Townsville Correctional Complex
- Interactive map of Townsville Correctional Complex
- Location: Stuart, Queensland;
- Status: High Security Prison
- Security class: High/Low (Male) High/Low (Female)
- Capacity: 822 Current maximum capacity 1178
- Opened: 9 April 1893

= Townsville Correctional Centre =

Australian prison facility

Townsville Correctional Centre is an Australian prison facility in Stuart, Queensland, Australia. The facility has been known in the past as Her Majesty's Penal Establishment Stewart's Creek, H.M. Prison Townsville, Stuart Prison and Stuart Gaol.

It was the only correctional centre in Queensland to hold mainstream males, females and protection prisoners all within the same secure perimeter. It remains the most diverse correctional facility within Queensland accommodating high secure male, high secure female, high secure male protection, low open male custody and low open female custody operations.

A new female facility began construction in June 2006 in a complex adjacent to the male section with its own secure perimeter.
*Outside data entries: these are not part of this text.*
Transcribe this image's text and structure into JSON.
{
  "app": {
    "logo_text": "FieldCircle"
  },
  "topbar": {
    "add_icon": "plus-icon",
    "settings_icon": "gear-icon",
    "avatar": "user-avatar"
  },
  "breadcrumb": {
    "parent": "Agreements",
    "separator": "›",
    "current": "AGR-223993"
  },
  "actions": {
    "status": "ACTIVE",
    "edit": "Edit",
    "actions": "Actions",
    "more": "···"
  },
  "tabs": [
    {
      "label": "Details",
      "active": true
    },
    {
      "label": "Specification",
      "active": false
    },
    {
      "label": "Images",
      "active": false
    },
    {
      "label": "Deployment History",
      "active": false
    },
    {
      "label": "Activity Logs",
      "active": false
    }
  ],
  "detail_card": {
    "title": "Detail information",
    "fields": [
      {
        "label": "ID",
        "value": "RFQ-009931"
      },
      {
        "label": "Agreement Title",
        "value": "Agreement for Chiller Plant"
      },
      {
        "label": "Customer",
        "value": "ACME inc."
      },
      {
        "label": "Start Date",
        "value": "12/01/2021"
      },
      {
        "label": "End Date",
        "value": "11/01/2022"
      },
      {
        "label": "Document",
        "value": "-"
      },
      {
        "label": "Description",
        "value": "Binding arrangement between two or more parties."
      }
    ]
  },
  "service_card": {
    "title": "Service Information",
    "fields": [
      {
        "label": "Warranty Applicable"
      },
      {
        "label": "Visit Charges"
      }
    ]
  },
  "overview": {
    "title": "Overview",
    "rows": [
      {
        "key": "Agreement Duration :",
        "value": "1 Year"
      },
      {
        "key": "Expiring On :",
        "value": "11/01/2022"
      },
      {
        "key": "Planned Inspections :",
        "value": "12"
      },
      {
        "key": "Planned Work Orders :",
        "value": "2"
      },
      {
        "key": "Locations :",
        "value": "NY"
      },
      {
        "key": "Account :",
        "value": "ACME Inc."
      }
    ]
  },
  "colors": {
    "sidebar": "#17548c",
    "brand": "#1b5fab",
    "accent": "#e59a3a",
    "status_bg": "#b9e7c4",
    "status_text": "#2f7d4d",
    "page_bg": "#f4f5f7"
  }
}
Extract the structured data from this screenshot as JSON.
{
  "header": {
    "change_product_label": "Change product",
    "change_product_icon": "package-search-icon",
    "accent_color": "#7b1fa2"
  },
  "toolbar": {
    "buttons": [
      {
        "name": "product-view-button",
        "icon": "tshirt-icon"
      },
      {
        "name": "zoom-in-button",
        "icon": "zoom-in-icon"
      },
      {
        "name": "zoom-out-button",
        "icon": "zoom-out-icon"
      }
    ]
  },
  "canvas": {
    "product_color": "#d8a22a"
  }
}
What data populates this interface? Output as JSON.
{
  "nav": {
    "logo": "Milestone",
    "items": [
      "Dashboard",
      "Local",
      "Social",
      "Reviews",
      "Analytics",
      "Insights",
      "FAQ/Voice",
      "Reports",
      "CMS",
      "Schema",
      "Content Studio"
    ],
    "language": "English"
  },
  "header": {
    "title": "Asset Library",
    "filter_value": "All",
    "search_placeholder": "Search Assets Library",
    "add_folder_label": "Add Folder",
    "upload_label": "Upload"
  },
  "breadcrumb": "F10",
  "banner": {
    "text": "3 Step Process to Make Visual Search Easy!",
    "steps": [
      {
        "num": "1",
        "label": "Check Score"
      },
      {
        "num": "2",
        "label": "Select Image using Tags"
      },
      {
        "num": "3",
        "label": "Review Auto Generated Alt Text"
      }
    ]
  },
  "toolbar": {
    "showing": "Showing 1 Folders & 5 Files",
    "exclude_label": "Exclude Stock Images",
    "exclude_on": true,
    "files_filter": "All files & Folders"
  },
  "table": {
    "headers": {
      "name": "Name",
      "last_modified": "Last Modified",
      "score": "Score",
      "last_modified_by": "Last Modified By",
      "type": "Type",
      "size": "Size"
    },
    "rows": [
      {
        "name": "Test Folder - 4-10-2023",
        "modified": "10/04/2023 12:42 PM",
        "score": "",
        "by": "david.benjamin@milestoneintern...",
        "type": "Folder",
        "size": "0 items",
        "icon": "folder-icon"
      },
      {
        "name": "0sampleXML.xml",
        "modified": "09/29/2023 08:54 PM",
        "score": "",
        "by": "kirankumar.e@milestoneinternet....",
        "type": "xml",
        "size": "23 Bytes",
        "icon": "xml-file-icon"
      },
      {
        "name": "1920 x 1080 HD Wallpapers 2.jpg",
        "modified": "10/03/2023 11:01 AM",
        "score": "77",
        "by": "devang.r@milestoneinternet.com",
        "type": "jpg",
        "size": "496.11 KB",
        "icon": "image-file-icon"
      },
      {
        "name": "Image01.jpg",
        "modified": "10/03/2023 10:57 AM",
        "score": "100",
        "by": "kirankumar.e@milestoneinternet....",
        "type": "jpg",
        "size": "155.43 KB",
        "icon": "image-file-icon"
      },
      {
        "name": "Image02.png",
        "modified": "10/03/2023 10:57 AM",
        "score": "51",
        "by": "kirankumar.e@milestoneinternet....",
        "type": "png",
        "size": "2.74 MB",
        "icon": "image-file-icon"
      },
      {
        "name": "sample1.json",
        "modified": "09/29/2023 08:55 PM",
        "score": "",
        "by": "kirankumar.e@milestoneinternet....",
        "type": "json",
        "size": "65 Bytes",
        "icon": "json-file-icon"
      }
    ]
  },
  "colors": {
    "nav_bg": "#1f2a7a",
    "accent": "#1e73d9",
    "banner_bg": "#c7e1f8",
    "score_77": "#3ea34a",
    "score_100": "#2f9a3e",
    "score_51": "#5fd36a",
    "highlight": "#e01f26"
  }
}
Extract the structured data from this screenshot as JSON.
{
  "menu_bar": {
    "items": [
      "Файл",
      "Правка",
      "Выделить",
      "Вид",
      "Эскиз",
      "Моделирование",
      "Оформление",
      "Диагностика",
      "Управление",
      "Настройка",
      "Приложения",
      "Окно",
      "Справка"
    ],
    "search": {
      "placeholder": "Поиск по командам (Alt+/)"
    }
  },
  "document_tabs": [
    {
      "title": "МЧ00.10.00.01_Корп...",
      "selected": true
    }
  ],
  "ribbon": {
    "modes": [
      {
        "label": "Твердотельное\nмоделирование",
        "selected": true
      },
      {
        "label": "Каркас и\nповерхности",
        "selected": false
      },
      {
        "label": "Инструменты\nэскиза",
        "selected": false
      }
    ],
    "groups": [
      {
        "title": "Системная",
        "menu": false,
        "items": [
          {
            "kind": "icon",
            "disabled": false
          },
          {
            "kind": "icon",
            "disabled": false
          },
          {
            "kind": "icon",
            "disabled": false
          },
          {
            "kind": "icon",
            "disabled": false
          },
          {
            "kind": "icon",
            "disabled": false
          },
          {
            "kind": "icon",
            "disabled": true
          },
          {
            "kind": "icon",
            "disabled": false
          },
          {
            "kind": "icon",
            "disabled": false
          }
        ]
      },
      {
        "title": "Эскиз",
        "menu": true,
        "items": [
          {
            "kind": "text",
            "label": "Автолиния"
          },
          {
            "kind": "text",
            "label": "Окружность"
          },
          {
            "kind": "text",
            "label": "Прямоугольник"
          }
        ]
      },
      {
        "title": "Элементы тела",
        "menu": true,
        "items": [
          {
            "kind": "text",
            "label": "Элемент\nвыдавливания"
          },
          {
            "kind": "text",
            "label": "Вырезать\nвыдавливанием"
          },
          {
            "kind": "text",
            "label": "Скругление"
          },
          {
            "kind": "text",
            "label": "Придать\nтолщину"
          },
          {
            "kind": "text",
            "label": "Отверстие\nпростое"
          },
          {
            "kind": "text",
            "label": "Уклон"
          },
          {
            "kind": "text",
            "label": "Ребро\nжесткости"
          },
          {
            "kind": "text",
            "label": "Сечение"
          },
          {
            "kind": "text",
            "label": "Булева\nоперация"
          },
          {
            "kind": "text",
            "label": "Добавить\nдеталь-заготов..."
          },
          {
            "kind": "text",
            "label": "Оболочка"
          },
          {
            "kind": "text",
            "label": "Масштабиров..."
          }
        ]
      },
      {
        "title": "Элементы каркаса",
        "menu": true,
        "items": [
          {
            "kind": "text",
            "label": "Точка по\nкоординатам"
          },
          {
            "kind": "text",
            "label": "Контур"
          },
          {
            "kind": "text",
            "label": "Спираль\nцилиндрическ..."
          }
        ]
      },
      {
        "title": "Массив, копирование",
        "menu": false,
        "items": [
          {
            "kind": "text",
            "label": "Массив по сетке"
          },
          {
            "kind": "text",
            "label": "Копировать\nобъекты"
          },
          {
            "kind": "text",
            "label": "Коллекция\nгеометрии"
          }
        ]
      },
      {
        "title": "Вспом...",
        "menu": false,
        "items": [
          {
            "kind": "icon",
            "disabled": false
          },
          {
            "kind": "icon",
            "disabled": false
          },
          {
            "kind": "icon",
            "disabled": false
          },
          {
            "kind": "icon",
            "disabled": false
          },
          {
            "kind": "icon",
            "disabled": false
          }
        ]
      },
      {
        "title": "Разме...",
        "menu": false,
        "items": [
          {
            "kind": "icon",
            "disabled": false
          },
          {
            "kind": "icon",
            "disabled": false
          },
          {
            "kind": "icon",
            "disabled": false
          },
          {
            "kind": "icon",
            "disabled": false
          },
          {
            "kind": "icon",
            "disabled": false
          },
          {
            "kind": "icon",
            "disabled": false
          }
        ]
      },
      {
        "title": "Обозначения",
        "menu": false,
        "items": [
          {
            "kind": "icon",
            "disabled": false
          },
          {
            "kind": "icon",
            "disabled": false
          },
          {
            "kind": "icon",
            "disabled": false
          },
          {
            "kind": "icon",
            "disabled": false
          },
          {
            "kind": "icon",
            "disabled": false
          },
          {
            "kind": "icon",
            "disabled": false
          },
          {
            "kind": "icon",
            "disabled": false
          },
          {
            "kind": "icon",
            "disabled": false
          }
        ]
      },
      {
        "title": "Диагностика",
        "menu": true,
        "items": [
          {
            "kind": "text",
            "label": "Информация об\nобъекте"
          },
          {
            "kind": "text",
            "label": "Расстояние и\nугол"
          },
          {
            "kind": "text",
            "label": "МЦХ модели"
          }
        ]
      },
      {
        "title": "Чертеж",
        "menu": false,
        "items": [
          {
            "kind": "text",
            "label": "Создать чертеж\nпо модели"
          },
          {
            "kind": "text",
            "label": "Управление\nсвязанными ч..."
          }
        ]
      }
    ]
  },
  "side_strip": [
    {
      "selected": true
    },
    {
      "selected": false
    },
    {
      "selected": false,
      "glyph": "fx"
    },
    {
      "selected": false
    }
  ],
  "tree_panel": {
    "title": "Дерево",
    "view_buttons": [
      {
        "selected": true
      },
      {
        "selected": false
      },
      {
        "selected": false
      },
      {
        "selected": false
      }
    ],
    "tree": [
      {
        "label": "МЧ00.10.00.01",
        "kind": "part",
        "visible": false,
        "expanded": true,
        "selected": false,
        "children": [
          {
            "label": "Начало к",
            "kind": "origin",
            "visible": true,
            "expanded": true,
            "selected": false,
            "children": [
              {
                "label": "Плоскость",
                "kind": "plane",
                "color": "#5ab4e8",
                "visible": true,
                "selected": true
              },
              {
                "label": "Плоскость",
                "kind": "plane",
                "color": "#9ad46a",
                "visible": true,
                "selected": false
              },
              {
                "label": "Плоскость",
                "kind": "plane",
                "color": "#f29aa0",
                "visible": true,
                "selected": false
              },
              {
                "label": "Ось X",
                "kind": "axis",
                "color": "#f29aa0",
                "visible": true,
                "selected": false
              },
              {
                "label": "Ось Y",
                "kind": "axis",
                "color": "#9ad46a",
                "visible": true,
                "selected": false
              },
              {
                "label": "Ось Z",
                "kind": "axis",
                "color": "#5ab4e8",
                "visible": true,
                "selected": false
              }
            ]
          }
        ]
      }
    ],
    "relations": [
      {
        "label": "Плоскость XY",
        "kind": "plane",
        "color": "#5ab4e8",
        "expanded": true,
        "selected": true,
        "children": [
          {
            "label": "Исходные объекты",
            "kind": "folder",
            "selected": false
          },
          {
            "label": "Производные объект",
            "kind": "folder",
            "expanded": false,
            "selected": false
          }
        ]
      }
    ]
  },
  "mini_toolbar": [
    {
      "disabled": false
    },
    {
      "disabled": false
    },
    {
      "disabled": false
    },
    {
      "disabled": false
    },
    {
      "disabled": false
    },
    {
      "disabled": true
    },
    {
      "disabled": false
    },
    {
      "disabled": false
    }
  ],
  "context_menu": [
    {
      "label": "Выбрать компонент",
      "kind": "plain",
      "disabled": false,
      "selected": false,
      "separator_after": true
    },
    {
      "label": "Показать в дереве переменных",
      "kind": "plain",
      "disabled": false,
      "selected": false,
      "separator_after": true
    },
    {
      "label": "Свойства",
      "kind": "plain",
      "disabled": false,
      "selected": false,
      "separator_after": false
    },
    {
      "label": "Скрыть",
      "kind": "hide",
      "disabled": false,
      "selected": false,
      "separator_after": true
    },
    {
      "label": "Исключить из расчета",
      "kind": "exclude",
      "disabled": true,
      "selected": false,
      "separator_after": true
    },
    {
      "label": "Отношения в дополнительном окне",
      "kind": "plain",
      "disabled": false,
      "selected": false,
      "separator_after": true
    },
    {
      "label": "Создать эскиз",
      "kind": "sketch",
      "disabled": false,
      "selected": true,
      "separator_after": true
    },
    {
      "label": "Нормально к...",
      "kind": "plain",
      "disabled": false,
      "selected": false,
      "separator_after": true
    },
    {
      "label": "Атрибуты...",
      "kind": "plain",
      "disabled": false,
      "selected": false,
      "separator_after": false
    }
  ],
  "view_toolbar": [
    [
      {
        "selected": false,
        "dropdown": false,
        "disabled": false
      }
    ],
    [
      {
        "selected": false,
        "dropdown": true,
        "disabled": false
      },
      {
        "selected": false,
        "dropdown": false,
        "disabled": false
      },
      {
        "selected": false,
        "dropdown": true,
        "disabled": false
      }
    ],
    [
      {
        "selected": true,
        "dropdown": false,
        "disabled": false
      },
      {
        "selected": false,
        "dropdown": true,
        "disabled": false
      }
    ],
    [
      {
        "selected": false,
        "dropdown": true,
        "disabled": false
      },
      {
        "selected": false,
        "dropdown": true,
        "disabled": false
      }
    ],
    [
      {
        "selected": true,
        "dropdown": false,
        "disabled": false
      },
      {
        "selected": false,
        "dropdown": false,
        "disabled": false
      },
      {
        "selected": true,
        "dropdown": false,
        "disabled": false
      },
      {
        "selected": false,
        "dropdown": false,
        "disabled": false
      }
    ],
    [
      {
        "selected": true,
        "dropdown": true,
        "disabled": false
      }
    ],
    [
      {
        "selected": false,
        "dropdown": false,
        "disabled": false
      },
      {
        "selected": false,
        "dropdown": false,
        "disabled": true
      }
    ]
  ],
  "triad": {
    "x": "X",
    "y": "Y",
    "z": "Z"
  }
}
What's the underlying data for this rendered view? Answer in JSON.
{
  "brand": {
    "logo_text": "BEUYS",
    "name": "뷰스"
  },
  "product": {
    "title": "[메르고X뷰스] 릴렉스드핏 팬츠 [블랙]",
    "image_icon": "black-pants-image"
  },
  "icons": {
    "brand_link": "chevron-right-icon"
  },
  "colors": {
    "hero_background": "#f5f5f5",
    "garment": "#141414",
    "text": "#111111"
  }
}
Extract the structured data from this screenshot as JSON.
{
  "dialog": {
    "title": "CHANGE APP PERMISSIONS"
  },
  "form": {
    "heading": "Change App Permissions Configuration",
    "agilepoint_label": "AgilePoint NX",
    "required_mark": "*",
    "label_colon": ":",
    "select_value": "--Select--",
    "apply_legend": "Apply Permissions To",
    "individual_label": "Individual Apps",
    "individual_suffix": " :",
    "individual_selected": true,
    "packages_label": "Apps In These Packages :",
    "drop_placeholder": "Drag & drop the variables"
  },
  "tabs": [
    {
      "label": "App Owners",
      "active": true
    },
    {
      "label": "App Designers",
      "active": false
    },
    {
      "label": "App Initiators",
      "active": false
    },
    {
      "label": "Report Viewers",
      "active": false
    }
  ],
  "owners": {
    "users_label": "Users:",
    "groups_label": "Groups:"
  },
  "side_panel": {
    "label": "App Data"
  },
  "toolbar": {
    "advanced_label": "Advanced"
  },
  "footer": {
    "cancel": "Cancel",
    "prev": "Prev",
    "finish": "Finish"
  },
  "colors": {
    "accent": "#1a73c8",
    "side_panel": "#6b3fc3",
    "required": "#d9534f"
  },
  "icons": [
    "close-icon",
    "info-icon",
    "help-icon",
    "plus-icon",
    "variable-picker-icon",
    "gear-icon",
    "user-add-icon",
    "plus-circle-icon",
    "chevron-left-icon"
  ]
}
Female inmates were finally moved over to the new centre in December 2008.

Townsville Correctional Centre's complex also includes a Farm Area located about 2.4 km south-east of the Prison, and near to the Woongarra Crematorium.

Inaugural superintendent, Mr. James Ryan, was appointed on 6 April 1893, having been promoted from his former position as the superintendent of the "old" Townsville Gaol, which was located at the site of the current Townsville Central State School on Warburton street in North Ward.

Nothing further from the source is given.